Die Harzer Bergwacht kann nun mit zwei nagelneuen Jeeps zu Einsätzen ausrücken. Die Übergabe erfolgte in Halberstadt.

Von Dennis Lotzmann 27.06.2018, 01:01

Halberstadt l Es ist ein großer Moment – nicht nur für die aktiven Mitglieder der Harzer Bergwacht, sondern auch für Peter Jentsch. Der 83-Jährige ist an diesem Montagabend der Senior in der Truppe, die der Einladung zur Jahresausschuss-Sitzung der Bergwacht Sachsen-Anhalt nach Halberstadt gefolgt ist. Jentsch, der „seit etwa 1951“ als Bergretter dabei ist, will nicht nur jener von Sohn Heiner geleiteten Sitzung beiwohnen, sondern vor allem einen Blick auf die beiden neuen Jeeps werfen, mit denen die Engel vom Berg ab sofort zu Einsätzen starten.

Auf dem Hof der Halberstadtwerke stehen die beiden nigelnagelneuen VW Amarok für die Bergwacht-Gruppen Oberharz (Wernigerode/Schierke) und Unterharz (Thale). Die jeweils rund 85.000 Euro teuren Fahrzeuge hat das Deutsche Rote Kreuz (DRK) als Träger der Bergwacht mit 80-prozentiger Förderung des Landes angeschafft. Dank der geländegängigen rund 200 PS starken Jeeps, die speziell mit Rettungstechnik für bergiges Areal ausgerüstet sind, können in Thale und Wernigerode ein 26 Jahre alter Mercedes sowie ein Nissan, der zwölf Jahre in den Achsen hat, in den Museumsbestand wechseln.
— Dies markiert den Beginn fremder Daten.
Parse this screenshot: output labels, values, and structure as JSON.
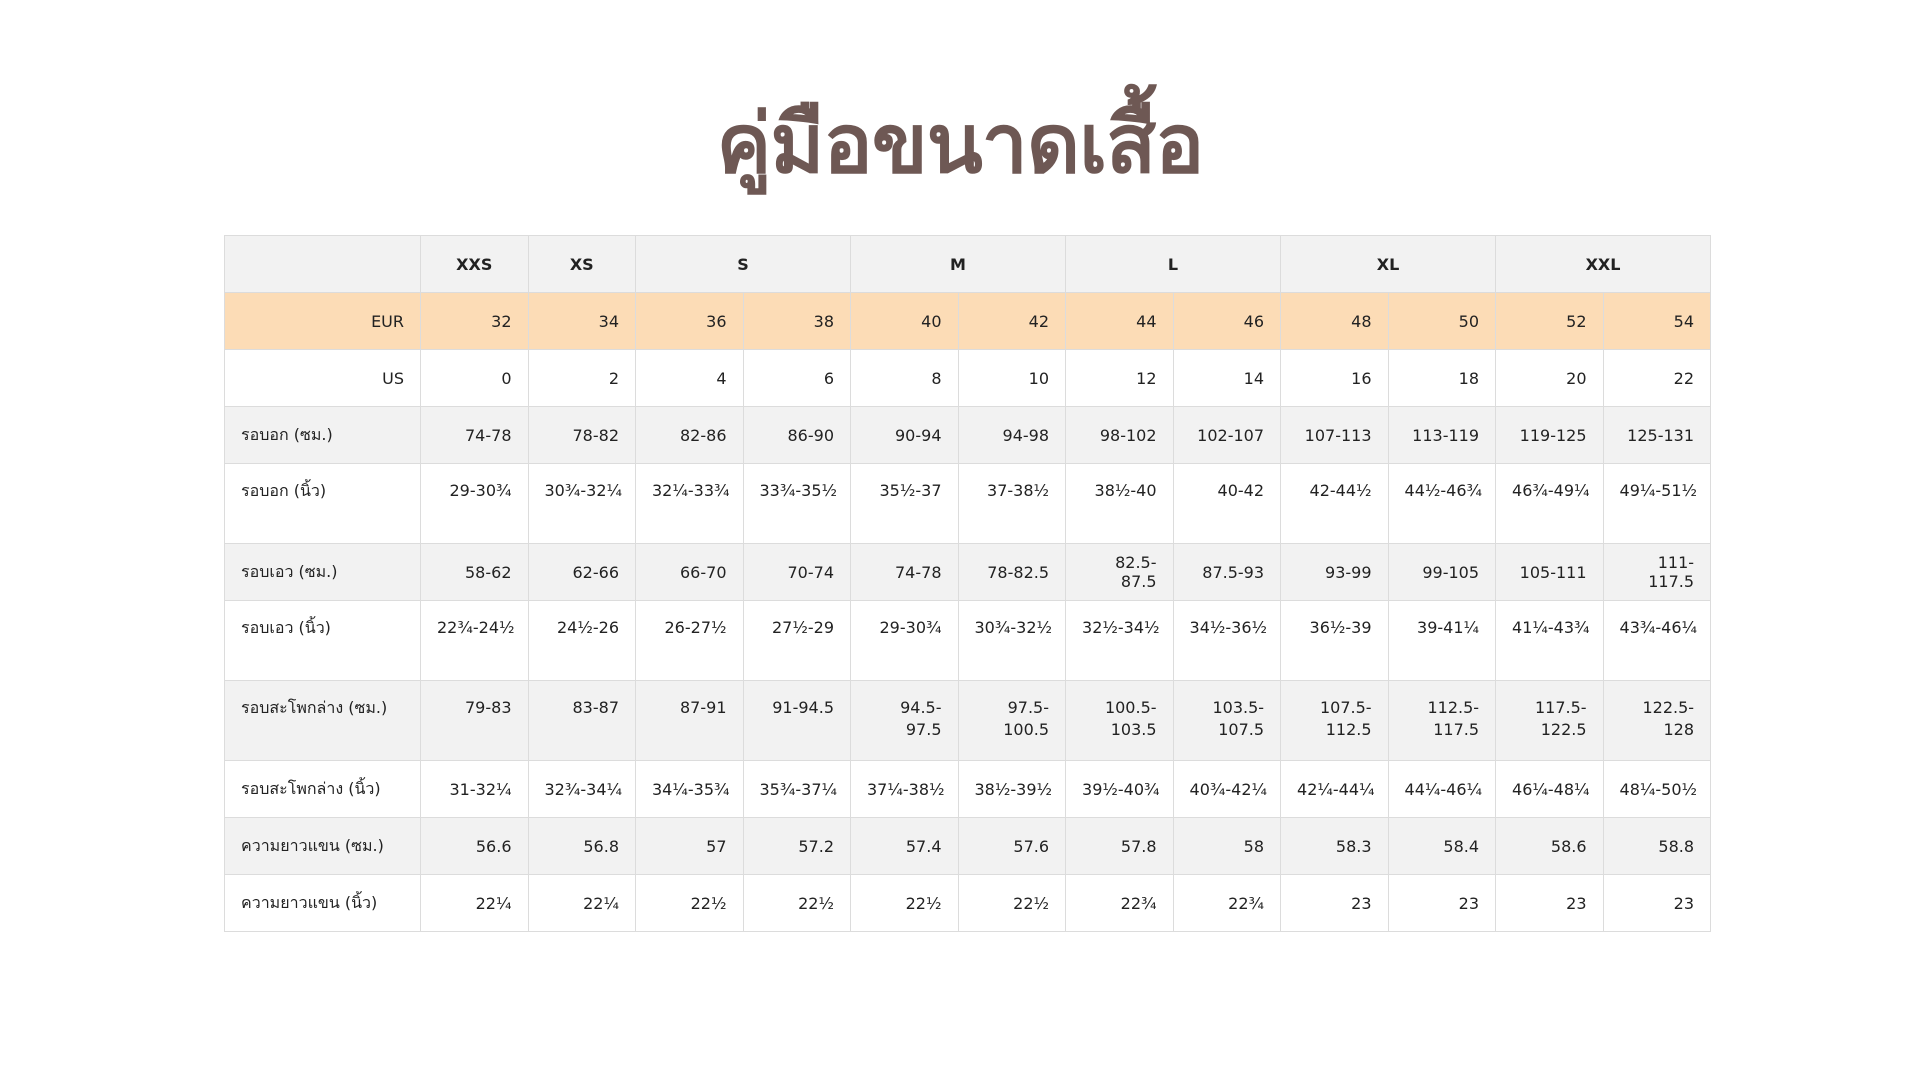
{
  "title": "คู่มือขนาดเสื้อ",
  "size_header": {
    "blank": "",
    "groups": [
      "XXS",
      "XS",
      "S",
      "M",
      "L",
      "XL",
      "XXL"
    ]
  },
  "rows": {
    "eur": {
      "label": "EUR",
      "values": [
        "32",
        "34",
        "36",
        "38",
        "40",
        "42",
        "44",
        "46",
        "48",
        "50",
        "52",
        "54"
      ]
    },
    "us": {
      "label": "US",
      "values": [
        "0",
        "2",
        "4",
        "6",
        "8",
        "10",
        "12",
        "14",
        "16",
        "18",
        "20",
        "22"
      ]
    },
    "chest_cm": {
      "label": "รอบอก (ซม.)",
      "values": [
        "74-78",
        "78-82",
        "82-86",
        "86-90",
        "90-94",
        "94-98",
        "98-102",
        "102-107",
        "107-113",
        "113-119",
        "119-125",
        "125-131"
      ]
    },
    "chest_in": {
      "label": "รอบอก (นิ้ว)",
      "values": [
        "29-30¾",
        "30¾-32¼",
        "32¼-33¾",
        "33¾-35½",
        "35½-37",
        "37-38½",
        "38½-40",
        "40-42",
        "42-44½",
        "44½-46¾",
        "46¾-49¼",
        "49¼-51½"
      ]
    },
    "waist_cm": {
      "label": "รอบเอว (ซม.)",
      "values": [
        "58-62",
        "62-66",
        "66-70",
        "70-74",
        "74-78",
        "78-82.5",
        "82.5-87.5",
        "87.5-93",
        "93-99",
        "99-105",
        "105-111",
        "111-117.5"
      ]
    },
    "waist_in": {
      "label": "รอบเอว (นิ้ว)",
      "values": [
        "22¾-24½",
        "24½-26",
        "26-27½",
        "27½-29",
        "29-30¾",
        "30¾-32½",
        "32½-34½",
        "34½-36½",
        "36½-39",
        "39-41¼",
        "41¼-43¾",
        "43¾-46¼"
      ]
    },
    "hip_cm": {
      "label": "รอบสะโพกล่าง (ซม.)",
      "values": [
        "79-83",
        "83-87",
        "87-91",
        "91-94.5",
        "94.5-97.5",
        "97.5-100.5",
        "100.5-103.5",
        "103.5-107.5",
        "107.5-112.5",
        "112.5-117.5",
        "117.5-122.5",
        "122.5-128"
      ]
    },
    "hip_in": {
      "label": "รอบสะโพกล่าง (นิ้ว)",
      "values": [
        "31-32¼",
        "32¾-34¼",
        "34¼-35¾",
        "35¾-37¼",
        "37¼-38½",
        "38½-39½",
        "39½-40¾",
        "40¾-42¼",
        "42¼-44¼",
        "44¼-46¼",
        "46¼-48¼",
        "48¼-50½"
      ]
    },
    "sleeve_cm": {
      "label": "ความยาวแขน (ซม.)",
      "values": [
        "56.6",
        "56.8",
        "57",
        "57.2",
        "57.4",
        "57.6",
        "57.8",
        "58",
        "58.3",
        "58.4",
        "58.6",
        "58.8"
      ]
    },
    "sleeve_in": {
      "label": "ความยาวแขน (นิ้ว)",
      "values": [
        "22¼",
        "22¼",
        "22½",
        "22½",
        "22½",
        "22½",
        "22¾",
        "22¾",
        "23",
        "23",
        "23",
        "23"
      ]
    }
  },
  "colors": {
    "title": "#6e5854",
    "eur_row": "#fcdcb6",
    "grey_row": "#f2f2f2",
    "border": "#dcdcdc"
  }
}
Ein Fakt, den Bergwacht-Landeschef Heiner Jentsch in seiner Rede denn auch ausdrücklich betont: „26 Jahre – das ist ein tolles Alter für Bergwacht-Mitglieder, für Autos gilt das aber längst nicht mehr.“

Ein Satz, der die Freude der Bergwacht-Retter deutlich macht. Nach jahrelangem Ringen um eine auskömmliche Finanzierung ihrer ehrenamtlichen Arbeit und angemessene technische Ausstattung sind sie nun am Ziel.
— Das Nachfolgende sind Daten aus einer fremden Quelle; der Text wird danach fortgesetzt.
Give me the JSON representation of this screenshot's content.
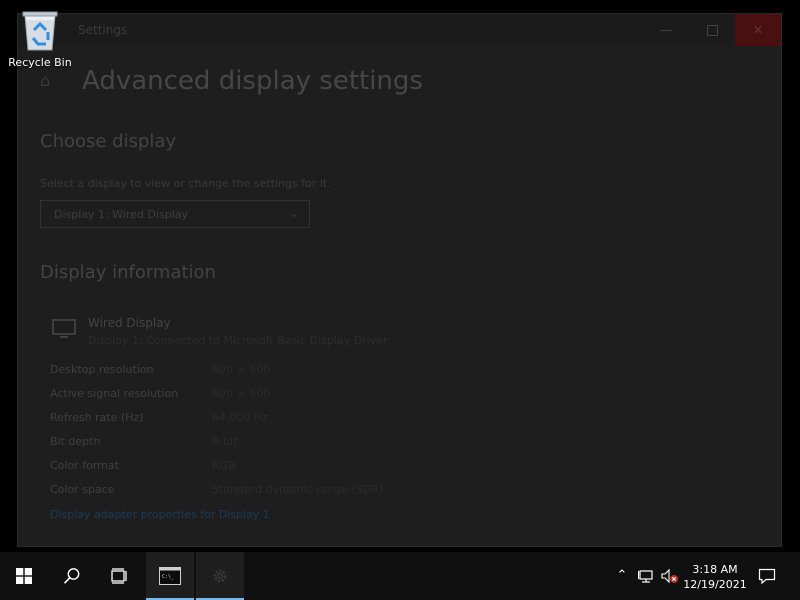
{
  "desktop": {
    "recycle_bin_label": "Recycle Bin"
  },
  "window": {
    "title": "Settings",
    "page_title": "Advanced display settings",
    "choose_display": {
      "heading": "Choose display",
      "subtitle": "Select a display to view or change the settings for it.",
      "selected_display": "Display 1: Wired Display"
    },
    "display_information": {
      "heading": "Display information",
      "monitor_name": "Wired Display",
      "monitor_desc": "Display 1: Connected to Microsoft Basic Display Driver",
      "rows": [
        {
          "label": "Desktop resolution",
          "value": "800 × 600"
        },
        {
          "label": "Active signal resolution",
          "value": "800 × 600"
        },
        {
          "label": "Refresh rate (Hz)",
          "value": "64.000 Hz"
        },
        {
          "label": "Bit depth",
          "value": "8-bit"
        },
        {
          "label": "Color format",
          "value": "RGB"
        },
        {
          "label": "Color space",
          "value": "Standard dynamic range (SDR)"
        }
      ],
      "adapter_link": "Display adapter properties for Display 1"
    }
  },
  "taskbar": {
    "time": "3:18 AM",
    "date": "12/19/2021",
    "icons": [
      "start-icon",
      "search-icon",
      "task-view-icon",
      "terminal-icon",
      "settings-gear-icon"
    ],
    "tray_icons": [
      "chevron-up-icon",
      "network-icon",
      "volume-muted-icon",
      "notification-icon"
    ]
  },
  "colors": {
    "taskbar_bg": "#101010",
    "active_indicator": "#77b9ee",
    "close_button": "#4a1010"
  }
}
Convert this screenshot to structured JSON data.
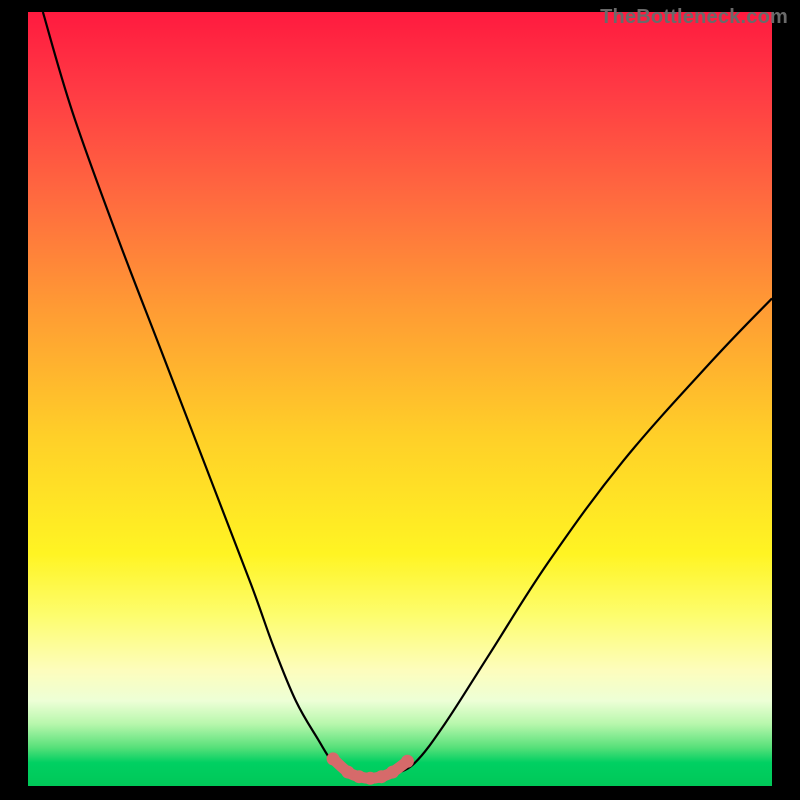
{
  "watermark": "TheBottleneck.com",
  "colors": {
    "background": "#000000",
    "curve_stroke": "#000000",
    "marker_stroke": "#d66a6a",
    "marker_fill": "#d66a6a",
    "gradient_top": "#ff1a3f",
    "gradient_bottom": "#00c858"
  },
  "chart_data": {
    "type": "line",
    "title": "",
    "xlabel": "",
    "ylabel": "",
    "xlim": [
      0,
      100
    ],
    "ylim": [
      0,
      100
    ],
    "grid": false,
    "legend": false,
    "series": [
      {
        "name": "bottleneck-curve",
        "x": [
          2,
          6,
          12,
          18,
          24,
          30,
          33,
          36,
          39,
          41,
          43,
          45,
          47,
          49,
          52,
          56,
          62,
          70,
          80,
          92,
          100
        ],
        "y": [
          100,
          87,
          71,
          56,
          41,
          26,
          18,
          11,
          6,
          3,
          1.5,
          1,
          1,
          1.5,
          3,
          8,
          17,
          29,
          42,
          55,
          63
        ]
      }
    ],
    "markers": {
      "name": "low-bottleneck-zone",
      "x": [
        41,
        43,
        44.5,
        46,
        47.5,
        49,
        51
      ],
      "y": [
        3.5,
        1.8,
        1.2,
        1.0,
        1.2,
        1.8,
        3.2
      ]
    }
  }
}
Einerseits steht seit 2017 die Finanzierung im Rahmen eines Solidarpakts verschiedener Partner. Andererseits macht der Aufbau des Fachdienstes Bergrettung im Katastrophenschutz nun die schrittweise Anschaffung neuer Technik möglich. Die beiden Jeeps sind ein erstes handfestes Resultat der langwierigen Verhandlungen.

Gestartet waren die schon im Sommer 2015. Im Frühjahr dieses Jahres hatten ein Rettungseinsatz im Bodetal und die Berichterstattung der Volksstimme darüber das Dilemma der Bergwacht öffentlich gemacht. Immer wieder gingen die Retter nach Einsätzen leer aus, weil Krankenkassen nicht zahlten. Dass die Akteure, die sich oft auch privat der Kletterei verschrieben haben, zuweilen ihre eigene Ausrüstung für Rettungseinsätze verschlissen, war in der Tourismusregion Harz damals traurige Realität.

Innenminister Holger Stahlknecht (CDU) und der oberste Katastrophenschützer im Land, Lutz-Georg Berkling, erkannten das Defizit, schalteten sich ein und verhandelten zielorientiert: 2017 war der finanzielle Schulterschluss perfekt. Neun Harzer Kommunen und die Kreisverwaltung bringen nun jährlich 20.000 Euro auf, weitere 20.000 Euro steuern pauschal die Krankenkassen bei. Diese finanzielle Planbarkeit ermöglicht dem DRK als Träger der Bergwacht Investitionen. Zugleich wurde die Bergwacht Bestandteil des Katastrophenschutzes. Das ist für die heute rund 100 aktiven Mitglieder einerseits bindende Einsatzverpflichtung. Andererseits werden so vom Land geförderte Anschaffungen wie die beiden Jeeps möglich.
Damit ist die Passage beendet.